The Houthi attack has sparked anger and condemnation from inside and outside the country as it came a day after the new UN Yemen envoy Hans Grundberg delivered his first briefing to the UN Security Council.
Yemen’s Prime Minister Maeen Abdul Malik Saeed said on Sunday that the “terrorist” Houthi attacks on Mocha were meant to deepen the humanitarian crisis in Yemen by targeting the country’s economic infrastructure and burning the port’s warehouses housing humanitarian aid and goods for local merchants.
During a meeting with Peter-Derrek Hof, the ambassador of the Netherlands to Yemen, in Riyadh, the Yemeni prime minister called for greater pressure on the Houthis to accept peace, and to stop their military operations across the country and attacks on civilian targets in Saudi Arabia, the official news agency said.
SABA quoted the Dutch ambassador as saying that Houthi military operations in Marib and the targeting of the Mocha port were “worrying signs that do not serve the peace process” in Yemen.
Governor of Taiz Nabil Shamsan also condemned the Houthi strikes on Mocha, saying that the Houthis sought to disrupt the government’s efforts to revive economic activities in Taiz and tighten their siege of Taiz.
Sporadic fighting
Meanwhile, in the neighboring Hodeidah province, sporadic heavy fighting has broken out between government troops and the Houthis in the past 48 hours in Hodeidah city and Hays district.
The Joint Forces, an umbrella term for three major military units on the country’s western coast, said on Sunday night that they pushed back a brief Houthi blitz on their locations in Kilo 16 area, east of Hodeidah, and the Houthis were forced into retreat after suffering casualties.

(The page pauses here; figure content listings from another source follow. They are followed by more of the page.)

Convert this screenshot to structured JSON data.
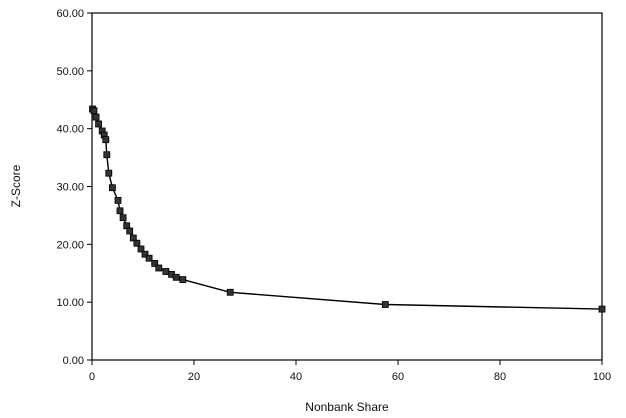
{
  "chart_data": {
    "type": "line",
    "title": "",
    "xlabel": "Nonbank Share",
    "ylabel": "Z-Score",
    "xlim": [
      0,
      100
    ],
    "ylim": [
      0,
      60
    ],
    "x_ticks": [
      "0",
      "20",
      "40",
      "60",
      "80",
      "100"
    ],
    "y_ticks": [
      "0.00",
      "10.00",
      "20.00",
      "30.00",
      "40.00",
      "50.00",
      "60.00"
    ],
    "grid": false,
    "legend": "none",
    "series": [
      {
        "marker": "square",
        "points": [
          [
            0.1,
            43.4
          ],
          [
            0.4,
            43.1
          ],
          [
            0.8,
            42.0
          ],
          [
            1.3,
            40.8
          ],
          [
            2.0,
            39.6
          ],
          [
            2.4,
            38.9
          ],
          [
            2.7,
            38.1
          ],
          [
            2.9,
            35.5
          ],
          [
            3.3,
            32.3
          ],
          [
            4.0,
            29.8
          ],
          [
            5.1,
            27.6
          ],
          [
            5.5,
            25.8
          ],
          [
            6.1,
            24.6
          ],
          [
            6.8,
            23.2
          ],
          [
            7.4,
            22.3
          ],
          [
            8.1,
            21.1
          ],
          [
            8.8,
            20.2
          ],
          [
            9.6,
            19.2
          ],
          [
            10.4,
            18.3
          ],
          [
            11.2,
            17.6
          ],
          [
            12.3,
            16.7
          ],
          [
            13.1,
            15.9
          ],
          [
            14.5,
            15.3
          ],
          [
            15.6,
            14.8
          ],
          [
            16.5,
            14.3
          ],
          [
            17.8,
            13.9
          ],
          [
            27.1,
            11.7
          ],
          [
            57.5,
            9.6
          ],
          [
            100.0,
            8.8
          ]
        ]
      }
    ]
  }
}
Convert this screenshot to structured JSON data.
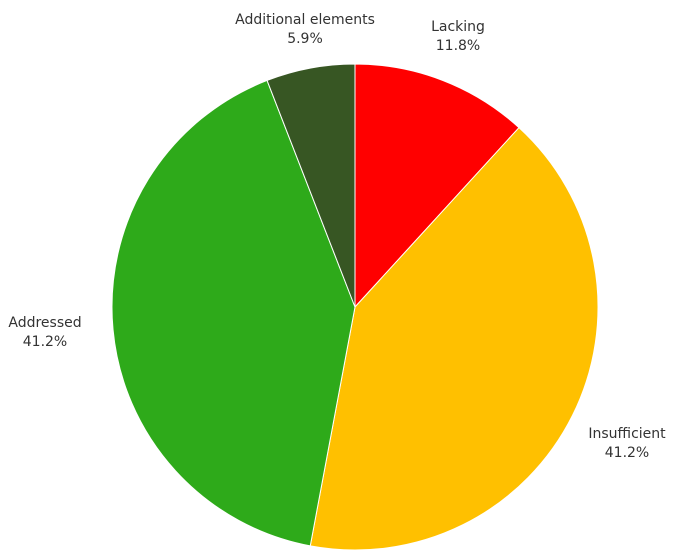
{
  "chart_data": {
    "type": "pie",
    "title": "",
    "start_angle_deg": 0,
    "direction": "clockwise",
    "slices": [
      {
        "label": "Lacking",
        "value": 11.8,
        "value_label": "11.8%",
        "color": "#ff0000"
      },
      {
        "label": "Insufficient",
        "value": 41.2,
        "value_label": "41.2%",
        "color": "#ffc000"
      },
      {
        "label": "Addressed",
        "value": 41.2,
        "value_label": "41.2%",
        "color": "#2eaa1a"
      },
      {
        "label": "Additional elements",
        "value": 5.9,
        "value_label": "5.9%",
        "color": "#375623"
      }
    ]
  }
}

Several Houthis were killed or wounded during heavy fighting with the Joint Forces west of Hays district in the province.
Hundreds of civilians have been killed by Houthi artillery shelling or land mines since late 2018 when the Yemeni government and the Houthis signed the Stockholm Agreement, which was meant to end hostilities in Hodeidah province.
In the province of Marib, Houthis launched new attacks on government troops in Al-Kasara, Mashjah, Serwah and Jabal Murad, triggering heavy clashes with government troops.
Local media said on Monday that the Houthis mounted a new wave of attacks on government-controlled areas on Sunday, desperately seeking to advance toward the city of Marib. Backed by dozens of airstrikes from Arab coalition warplanes, loyalists managed to foil the Houthi attacks and killed and wounded dozens of attackers.
Thousands of combatants and civilians have been killed in the central province of Marib since February when the Houthis renewed an offensive to seize control of Marib, the government’s last bastion in the northern half of the country.